Perciò fu necessario ricorrere alla testimonianza di Dio: poiché Dio non può mentire, e a lui nulla può rimanere nascosto.

Ora, prendere Dio come testimone è ciò che viene detto « giurare »: poiché a norma di diritto ( pro iure ) si è stabilito che quanto viene affermato con la testimonianza di Dio sia ritenuto come vero.

Ma la testimonianza di Dio talora viene portata per asserire cose presenti o passate: e allora abbiamo il giuramento assertorio.

- Talora invece viene portata per confermare qualcosa di futuro: e questo giuramento viene detto promissorio.

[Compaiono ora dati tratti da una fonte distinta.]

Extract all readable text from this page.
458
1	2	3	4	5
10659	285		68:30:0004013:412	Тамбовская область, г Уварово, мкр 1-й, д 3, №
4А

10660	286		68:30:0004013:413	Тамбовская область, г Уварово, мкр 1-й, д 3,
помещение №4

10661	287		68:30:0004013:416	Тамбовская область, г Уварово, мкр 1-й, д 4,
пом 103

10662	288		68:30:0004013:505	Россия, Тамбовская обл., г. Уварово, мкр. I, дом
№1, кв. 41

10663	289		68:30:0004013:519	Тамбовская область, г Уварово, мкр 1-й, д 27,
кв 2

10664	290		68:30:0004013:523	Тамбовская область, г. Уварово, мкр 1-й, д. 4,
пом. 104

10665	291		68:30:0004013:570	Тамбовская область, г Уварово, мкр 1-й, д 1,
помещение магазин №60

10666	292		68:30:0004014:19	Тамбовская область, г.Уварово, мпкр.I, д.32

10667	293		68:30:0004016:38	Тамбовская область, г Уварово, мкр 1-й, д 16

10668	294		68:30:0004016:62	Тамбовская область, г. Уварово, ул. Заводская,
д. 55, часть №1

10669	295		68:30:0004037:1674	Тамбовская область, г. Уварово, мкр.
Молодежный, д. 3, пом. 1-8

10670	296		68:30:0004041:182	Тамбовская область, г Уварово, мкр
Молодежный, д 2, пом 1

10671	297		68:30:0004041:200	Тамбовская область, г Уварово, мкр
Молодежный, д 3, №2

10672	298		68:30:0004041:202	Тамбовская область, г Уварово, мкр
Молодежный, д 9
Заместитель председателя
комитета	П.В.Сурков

- Per le cose però che sono necessarie e sono oggetto di indagine razionale non si ricorre al giuramento: sarebbe infatti ridicolo che nelle discussioni scientifiche uno volesse provare le sue asserzioni con un giuramento.

Analisi delle obiezioni:

1. Una cosa è servirsi della testimonianza che Dio ha già dato, il che avviene quando uno porta l'autorità della Sacra Scrittura, e un'altra è invocare da Dio una testimonianza da dare, come si fa nel giuramento.

2. Si dice che uno rende a Dio i giuramenti per il fatto che adempie ciò che ha giurato.

Oppure perché, invocando Dio come testimone, riconosce che egli possiede la conoscenza e la verità infallibile di tutte le cose.

3. La testimonianza di una persona viene invocata perché il testimone manifesti la verità su quanto viene detto.

Ora, Dio in due modi manifesta se è vero ciò che viene detto.

Primo, rivelando direttamente la verità: o con un'ispirazione interiore, oppure mettendo a nudo i fatti, cioè mostrando pubblicamente ciò che era nascosto.

Secondo, con la punizione di chi mente: e allora egli è insieme giudice e testimone, poiché punendo il colpevole ne manifesta la menzogna.

Ci sono quindi due tipi di giuramento.

Il primo consiste nella semplice invocazione della testimonianza di Dio, come quando uno dice: « Dio mi è testimone », oppure: « Parlo al cospetto di Dio »; o: « Per Dio », che è la stessa cosa, come spiega S. Agostino [ cf. s. c. ].

- Il secondo tipo di giuramento consiste invece in un'imprecazione: cioè nel sottoporre noi stessi, o le cose che ci appartengono, a un castigo, se non è vero quello che diciamo.